3. Pull open source tools into your organization, but don’t engage externally.
You’re happy to use open source tools but don’t see a need to engage external communities. You’ll pull tools inside of your organization and then manage and distribute them internally as usual.
Positive: You get the best of software today, but also get to manage the experience internally, giving you the control that your organization needs. This is well within the comfort zone of both your legal and IT departments.
Negative: As the outside world changes you will struggle to integrate these changes with your internal processes. Eventually your version of the software will diverge and become an internal fork that you have to maintain. This locks you into current-day functionality and puts you on the hook to integrate critical patches as they arise. Additionally you miss out on opportunities to move the software in directions that your organization would find valuable.
4. Get out of the business of maintaining software entirely.
Your institution may no longer be strictly needed in this role.The open source communities seem to have a decent pipeline to support users, lets just divert our userbase to them and focus on other efforts.

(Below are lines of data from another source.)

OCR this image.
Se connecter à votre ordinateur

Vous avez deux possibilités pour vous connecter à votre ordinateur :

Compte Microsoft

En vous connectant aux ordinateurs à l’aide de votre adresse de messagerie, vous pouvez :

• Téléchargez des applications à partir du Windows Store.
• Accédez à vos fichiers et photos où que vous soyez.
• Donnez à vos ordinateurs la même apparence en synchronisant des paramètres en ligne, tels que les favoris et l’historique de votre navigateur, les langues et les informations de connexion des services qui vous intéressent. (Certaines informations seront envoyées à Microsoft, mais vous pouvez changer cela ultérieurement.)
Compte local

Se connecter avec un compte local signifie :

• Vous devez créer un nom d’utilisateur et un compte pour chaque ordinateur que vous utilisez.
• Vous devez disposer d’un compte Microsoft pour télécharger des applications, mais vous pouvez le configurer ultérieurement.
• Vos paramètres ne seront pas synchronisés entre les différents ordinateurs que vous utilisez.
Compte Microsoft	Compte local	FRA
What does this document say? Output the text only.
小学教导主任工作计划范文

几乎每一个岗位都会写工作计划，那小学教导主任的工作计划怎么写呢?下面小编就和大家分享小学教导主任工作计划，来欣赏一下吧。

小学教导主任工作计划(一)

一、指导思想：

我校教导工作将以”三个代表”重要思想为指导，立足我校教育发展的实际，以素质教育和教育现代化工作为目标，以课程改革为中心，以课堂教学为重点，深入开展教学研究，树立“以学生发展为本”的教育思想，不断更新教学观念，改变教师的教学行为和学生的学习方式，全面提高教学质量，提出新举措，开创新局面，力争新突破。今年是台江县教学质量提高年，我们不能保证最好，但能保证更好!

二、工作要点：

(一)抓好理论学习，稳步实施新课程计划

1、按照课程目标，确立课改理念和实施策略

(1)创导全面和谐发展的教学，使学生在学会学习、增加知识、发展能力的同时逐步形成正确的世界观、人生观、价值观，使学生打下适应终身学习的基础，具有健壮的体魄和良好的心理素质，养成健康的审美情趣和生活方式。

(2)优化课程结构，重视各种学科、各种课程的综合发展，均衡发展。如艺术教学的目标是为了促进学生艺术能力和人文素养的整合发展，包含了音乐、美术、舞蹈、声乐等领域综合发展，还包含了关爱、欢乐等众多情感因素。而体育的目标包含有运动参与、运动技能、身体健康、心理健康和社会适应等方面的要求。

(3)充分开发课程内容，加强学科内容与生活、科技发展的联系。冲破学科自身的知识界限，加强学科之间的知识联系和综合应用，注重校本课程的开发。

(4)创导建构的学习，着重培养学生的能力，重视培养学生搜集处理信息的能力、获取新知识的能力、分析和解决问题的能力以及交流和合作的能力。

Positive: You reduce operating budget and can allocate your people to other problems.
Negative: This causes an upset to your employees, your user community, and to the maintainers of the open source software projects that are being asked to absorb your userbase. The maintainers are likely to burn-out from having to support so many people and so your users will be a bit lost. Additionally the open source software probably doesn’t do all of the things that the old software does and your existing users aren’t experts at the new software stack.
Everyone needs help getting to know each other, and your institution is uniquely positioned to facilitate this.